Engineers in Canada have developed AI technology to predict if women with breast cancer would benefit from chemotherapy prior to surgery.
The new AI algorithm, part of the open-source Cancer-Net initiative led by Dr Alexander Wong, could help unsuitable patients avoid the serious side effects of chemotherapy and pave the way for better surgical outcomes for those who are suitable.
Wong, a professor of systems design engineering at the University of Waterloo, said:
“Determining the right treatment for a given breast cancer patient is very difficult right now, and it is crucial to avoid unnecessary side effects from using treatments that are unlikely to have real benefit for that patient.
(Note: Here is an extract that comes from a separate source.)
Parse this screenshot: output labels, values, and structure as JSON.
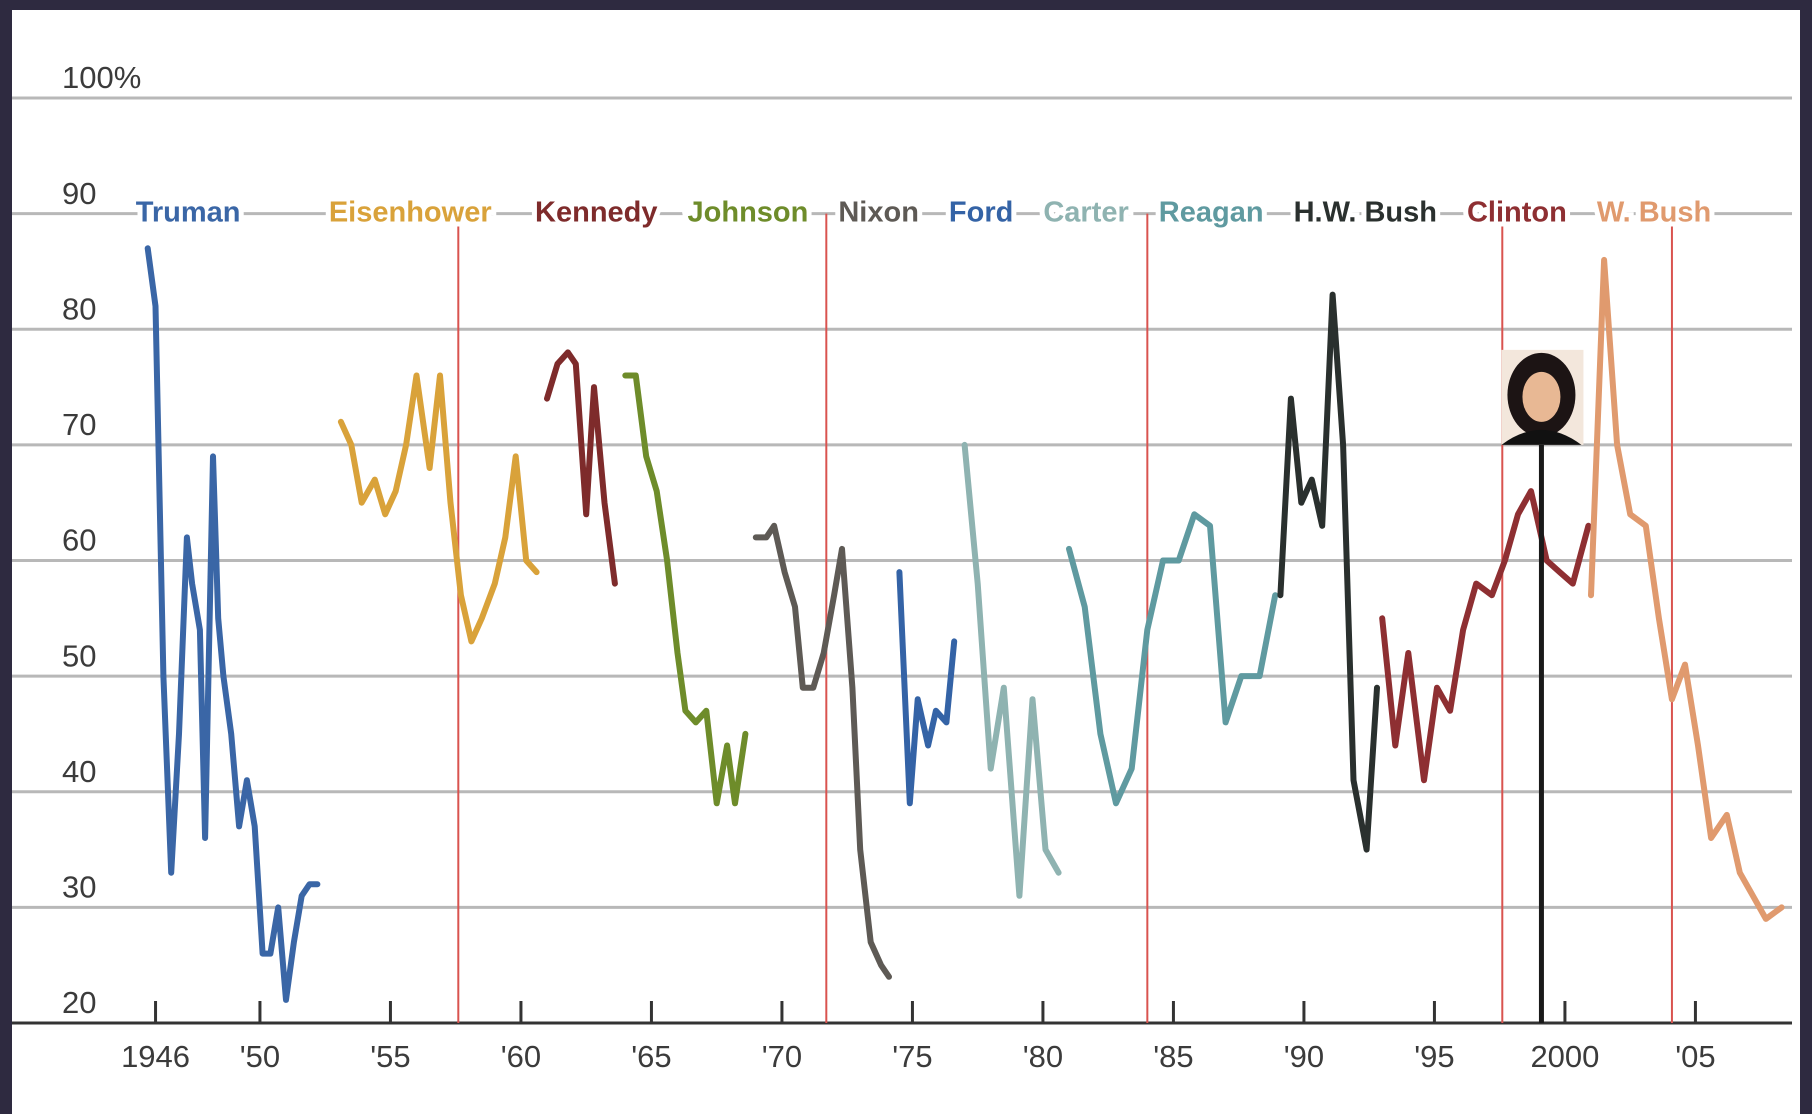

“An AI system that can help predict if a patient is likely to respond well to a given treatment gives doctors the tool needed to prescribe the best personalized treatment for a patient to improve recovery and survival.”
The AI software was trained with breast cancer images made with a new magnetic image resonance modality, invented by Wong and his team, called synthetic correlated diffusion imaging (CDI).
The project was led by Amy Tai, a graduate student with the Vision and Image Processing (VIP) Lab.
With knowledge obtained from CDI images of old breast cancer cases and information on their outcomes, the AI can predict if pre-operative chemotherapy treatment would benefit new patients based on their CDI images.
Known as neoadjuvant chemotherapy, the pre-surgical treatment can shrink tumours to make surgery possible or easier and reduce the need for mastectomies or other major surgery.
“I’m quite optimistic about this technology as deep-learning AI has the potential to see and discover patterns that relate to whether a patient will benefit from a given treatment.”
The new AI algorithm along with the complete dataset of CDI images of breast cancer have been made publicly available through the Cancer-Net initiative so other researchers can help advance the field.